L’engagement est une conséquence, il n’a pas précédé à la création de cette société. C’est un projet extrêmement enthousiasmant à deux niveaux. Tout d‘abord, fabriquer des batteries permet une mobilité propre et nous souhaitons que cette mobilité propre, en tant que souhait des citoyens, soit accessible au plus grand nombre. Contribuer à cette mobilité, c’est contribuer à la protection de la planète, ce qui constitue un premier motif d’enthousiasme. Le deuxième motif d’enthousiasme, c’est que l’on crée en Europe – et donc plus particulièrement en France – des industries à très forte valeur ajoutée technologique qui jusqu’à présent n’existaient pas. Ce faisant, on contribue à une réindustrialisation de l’Europe, et de la France en particulier.
Par rapport au rapport alarmant du GIEC cet été et des engagements la COP 26 que Jean-Michel Lobry a qualifié de « timides », quelles sont vos attentes concernant le World Forum for a Responsible Economy ? De quelle manière souhaitez-vous participer socialement, par la diffusion de bonnes pratiques d’entreprise ?
Je crois que le point principal, c’est qu’il ne faut pas dissocier performances économiques et performances écologiques.

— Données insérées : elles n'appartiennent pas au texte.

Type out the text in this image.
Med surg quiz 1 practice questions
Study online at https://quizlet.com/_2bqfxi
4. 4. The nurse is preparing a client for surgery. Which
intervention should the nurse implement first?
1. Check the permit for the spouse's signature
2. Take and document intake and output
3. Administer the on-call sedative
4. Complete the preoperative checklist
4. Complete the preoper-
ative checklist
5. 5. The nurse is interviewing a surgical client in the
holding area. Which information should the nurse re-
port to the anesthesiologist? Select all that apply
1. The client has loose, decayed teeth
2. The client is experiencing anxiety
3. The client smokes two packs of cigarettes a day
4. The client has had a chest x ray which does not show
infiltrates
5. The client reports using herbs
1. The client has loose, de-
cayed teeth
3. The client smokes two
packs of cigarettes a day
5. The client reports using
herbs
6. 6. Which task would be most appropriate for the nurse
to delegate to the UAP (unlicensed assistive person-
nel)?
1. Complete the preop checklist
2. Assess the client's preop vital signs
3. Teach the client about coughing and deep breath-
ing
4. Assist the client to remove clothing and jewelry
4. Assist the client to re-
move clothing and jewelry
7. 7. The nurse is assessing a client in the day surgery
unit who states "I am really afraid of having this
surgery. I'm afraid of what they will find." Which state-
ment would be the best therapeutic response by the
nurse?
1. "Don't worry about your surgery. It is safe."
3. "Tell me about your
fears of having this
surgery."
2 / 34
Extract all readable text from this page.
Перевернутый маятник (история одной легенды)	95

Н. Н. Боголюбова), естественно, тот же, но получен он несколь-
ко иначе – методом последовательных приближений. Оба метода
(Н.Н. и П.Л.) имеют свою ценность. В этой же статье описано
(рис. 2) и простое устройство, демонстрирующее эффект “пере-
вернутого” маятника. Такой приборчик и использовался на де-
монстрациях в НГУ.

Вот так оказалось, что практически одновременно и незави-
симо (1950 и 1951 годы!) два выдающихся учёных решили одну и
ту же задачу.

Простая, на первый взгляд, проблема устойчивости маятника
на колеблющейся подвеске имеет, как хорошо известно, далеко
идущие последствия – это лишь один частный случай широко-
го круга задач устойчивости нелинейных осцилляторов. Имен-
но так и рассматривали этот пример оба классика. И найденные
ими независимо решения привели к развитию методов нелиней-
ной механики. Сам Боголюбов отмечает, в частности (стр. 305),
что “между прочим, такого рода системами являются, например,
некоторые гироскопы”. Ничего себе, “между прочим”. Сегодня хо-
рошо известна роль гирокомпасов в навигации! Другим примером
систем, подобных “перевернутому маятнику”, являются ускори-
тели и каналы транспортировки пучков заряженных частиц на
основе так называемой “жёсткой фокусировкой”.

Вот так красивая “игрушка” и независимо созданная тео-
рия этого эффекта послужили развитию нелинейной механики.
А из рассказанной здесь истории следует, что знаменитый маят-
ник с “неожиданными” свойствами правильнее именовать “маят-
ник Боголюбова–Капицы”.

Le sujet de la mobilité propre en particulier est un sujet qui, à mes yeux, est très sensible. Aujourd’hui, tous les constructeurs savent fabriquer des véhicules électriques. Le problème, c’est que tous les citoyens n’achèteront pas de Tesla. Donc le véritable sujet, c’est la recherche d’idées pour faire l’un et l’autre et non pas l’un ou l’autre. C’est pour cela que j’insiste particulièrement sur le fait que la mobilité doit être propre et abordable. Il suffit de voir l’origine du mouvement des gilets jaunes pour comprendre le coeur du sujet. Nous devons faire extrêmement attention pour éviter la fracture sociale. Je dirais qu’un forum comme celui-là, c’est aussi une opportunité pour trouver des idées permettant de réconcilier les deux objectifs. C’est absolument fondamental.
Auriez-vous des solutions pour aider les entreprises qui n’ont pas commencé de transition écologique à adopter des objectifs concrets malgré la compétition ?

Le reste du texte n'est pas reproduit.